For a segment of my ritual, I performed an excerpt from the Noh play
Semimaru. In it I play Sakagami, a princess who is also a madwoman
exiled from Kyoto. She wanders about reminiscing about Kyoto. Sakagami
exclaims that though she may be crazed, her heart is pure as the
Kiyotaki River, but at one point she peers into a well and recoils at
her own reflection, “a picture of madness.” It is curious then why I
should invoke the abject figure of Sakagami in a ritual that should
make me beautiful. Zeami, the father of Noh, wrote about the aesthetic
of the Hana, or the flower, in performance.

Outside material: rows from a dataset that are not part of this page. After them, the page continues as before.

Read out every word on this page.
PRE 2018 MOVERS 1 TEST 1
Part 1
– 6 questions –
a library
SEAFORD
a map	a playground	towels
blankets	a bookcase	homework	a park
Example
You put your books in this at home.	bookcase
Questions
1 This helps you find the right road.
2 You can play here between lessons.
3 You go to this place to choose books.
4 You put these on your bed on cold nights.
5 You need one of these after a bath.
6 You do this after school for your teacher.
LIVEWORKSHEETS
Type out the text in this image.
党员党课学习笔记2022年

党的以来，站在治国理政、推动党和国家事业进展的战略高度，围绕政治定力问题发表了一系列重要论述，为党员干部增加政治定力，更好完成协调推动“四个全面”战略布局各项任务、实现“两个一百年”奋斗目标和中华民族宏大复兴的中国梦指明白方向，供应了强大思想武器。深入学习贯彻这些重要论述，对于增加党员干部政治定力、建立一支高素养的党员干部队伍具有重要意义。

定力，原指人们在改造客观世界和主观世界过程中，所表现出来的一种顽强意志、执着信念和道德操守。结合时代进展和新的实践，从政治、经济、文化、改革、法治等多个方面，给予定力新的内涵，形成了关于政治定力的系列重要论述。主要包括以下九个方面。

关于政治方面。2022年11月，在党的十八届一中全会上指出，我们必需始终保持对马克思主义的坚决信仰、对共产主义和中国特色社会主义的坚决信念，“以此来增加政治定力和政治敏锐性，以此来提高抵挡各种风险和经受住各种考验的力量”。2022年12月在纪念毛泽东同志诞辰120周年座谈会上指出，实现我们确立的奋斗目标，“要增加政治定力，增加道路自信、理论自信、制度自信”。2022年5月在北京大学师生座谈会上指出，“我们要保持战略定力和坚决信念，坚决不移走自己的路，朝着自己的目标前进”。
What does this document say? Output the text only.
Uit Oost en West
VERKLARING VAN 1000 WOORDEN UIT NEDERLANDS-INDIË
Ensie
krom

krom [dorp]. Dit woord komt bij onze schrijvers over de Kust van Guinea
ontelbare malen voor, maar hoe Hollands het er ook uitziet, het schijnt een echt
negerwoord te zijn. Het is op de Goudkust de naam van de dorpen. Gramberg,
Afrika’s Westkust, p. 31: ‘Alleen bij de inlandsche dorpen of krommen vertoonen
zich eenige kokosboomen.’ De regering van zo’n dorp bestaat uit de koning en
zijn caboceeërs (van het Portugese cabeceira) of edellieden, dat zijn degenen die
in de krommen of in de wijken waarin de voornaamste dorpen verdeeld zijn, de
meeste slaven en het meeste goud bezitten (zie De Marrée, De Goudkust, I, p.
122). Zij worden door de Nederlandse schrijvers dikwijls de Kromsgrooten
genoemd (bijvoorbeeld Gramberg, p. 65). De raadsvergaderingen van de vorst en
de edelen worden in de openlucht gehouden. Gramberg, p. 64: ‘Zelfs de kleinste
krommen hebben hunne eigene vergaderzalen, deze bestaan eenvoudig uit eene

A Noh actor must always
strive to express the hana, the flower, the grace of each character.
Even the character of an old man has his own flower, but it is the
flower which blooms from a dead branch, and a demon has a flower that
blooms from a rock. Likewise, Sakagami may be a madwoman, but she
should also carry with her the nobility of a princess. A madwoman too
has her own blossom, even if it is that of a scattering cherry

What I am hoping to advocate then is that perhaps we could aspire to a
new kind of beauty, a more gentle, fragile beauty that only emerges in
the shadows of ugliness, and perhaps also a gentler, more humane
theory may only be perceptible in the blossoms of theatre.